Resep memacu pertumbuhan hanya manjur jika dimulai dengan identifikasi faktor-faktor yang menghambat peningkatan produktivitas. Bisa jadi, hambatan itu disebabkan oleh nasib buruk dan jebakan kemiskinan mengekang. Namun, yang lebih sering, kebijakan politis yang salah, pemerintah yang korup, atau masyarakat yang terus didera konfliklah penghambatnya. Di paruh kedua buku ini, Easterly membahas setiap topik ini secara mendalam.

Antara Sachs dan Easterly

Bagaimana menilai kedua buku ini? Walaupun seringkali sejalan, membaca dibaca berdampingan, sepasang buku ini memunculkan pertanyaan: Siapa yang benar perihal bantuan dan pengampunan utang? Jika Sachs benar, patut bersyukurlah kita bahwa kampanye pengampunan utang negara miskin telah maju selangkah; namun, jika tidak, kita perlu khawatir ini hanya akan mengulang kesalahan yang sama.

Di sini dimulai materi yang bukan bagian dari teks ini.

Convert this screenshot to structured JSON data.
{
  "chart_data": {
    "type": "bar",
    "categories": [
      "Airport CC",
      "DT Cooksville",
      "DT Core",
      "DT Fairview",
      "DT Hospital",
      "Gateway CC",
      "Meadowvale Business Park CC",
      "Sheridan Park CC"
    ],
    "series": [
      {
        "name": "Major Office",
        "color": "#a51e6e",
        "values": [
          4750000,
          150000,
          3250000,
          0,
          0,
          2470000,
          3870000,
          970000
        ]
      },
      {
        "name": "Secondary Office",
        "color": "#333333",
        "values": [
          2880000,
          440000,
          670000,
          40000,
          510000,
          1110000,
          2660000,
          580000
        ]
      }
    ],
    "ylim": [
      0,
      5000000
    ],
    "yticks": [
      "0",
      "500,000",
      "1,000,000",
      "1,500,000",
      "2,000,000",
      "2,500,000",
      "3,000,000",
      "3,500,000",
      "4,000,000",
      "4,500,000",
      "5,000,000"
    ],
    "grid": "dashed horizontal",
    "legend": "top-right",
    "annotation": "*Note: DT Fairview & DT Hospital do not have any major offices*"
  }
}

Hati saya yang terdalam ingin agar Sachs-lah yang benar. Namun, sederetan bukti yang diberikan Easterly – didukung, bukan hanya oleh teori dan bukti empiris ekonomi, tetapi juga pengamatan pribadi tentang perekonomian Indonesia – memaksa saya skeptis terhadap “mudah”-nya solusi yang ditawarkan Sachs.

Sachs sebenarnya sadar bantuan tak cukup. Dalam bab bertajuk Clinical Economics, Sachs membandingkan diagnosis ekonomi dengan kedokteran. Usaha memperbaiki ekonomi harus dimulai dengan diagnosis klinis keseluruhan kondisi negara tersebut. “The key to clinical economics is a thorough differential diagnosis, followed by an appropriate treatment regimen.” (hlm. 83). Bantuan dan pengampunan utang tak tentu manjur bagi seluruh negara termiskin Afrika.

Easterly sendiri tidak serta merta menolak bantuan ataupun pengampunan utang. Namun, perlu prasyarat agar keduanya menjadi insentif pertumbuhan bagi penerimanya. Pengampunan utang, misalnya, harus disertai bukti bahwa negara penerima akan menerapkan kebijakan yang baik dan ketegasan para donor bahwa pengampunan utang tidak terjadi lagi (hlm. 136). Jika tidak, sejarah membuktikan, negara yang diampuni akan berutang (dan menyalahgunakan utangnya) lagi.

Terlepas dari kritik ini, kedua buku yang ditulis ekonom kelas dunia ini perlu menjadi konsumsi semua yang peduli pada pengentasan rakyat dari kemiskinan. Dibaca bersama-sama, sepasang buku ini memberikan harapan tanpa menjadi utopis: kemiskinan mungkin memang dapat diakhiri – tetapi, untuk mengakhirinya, takkan semudah membalik telapak tangan.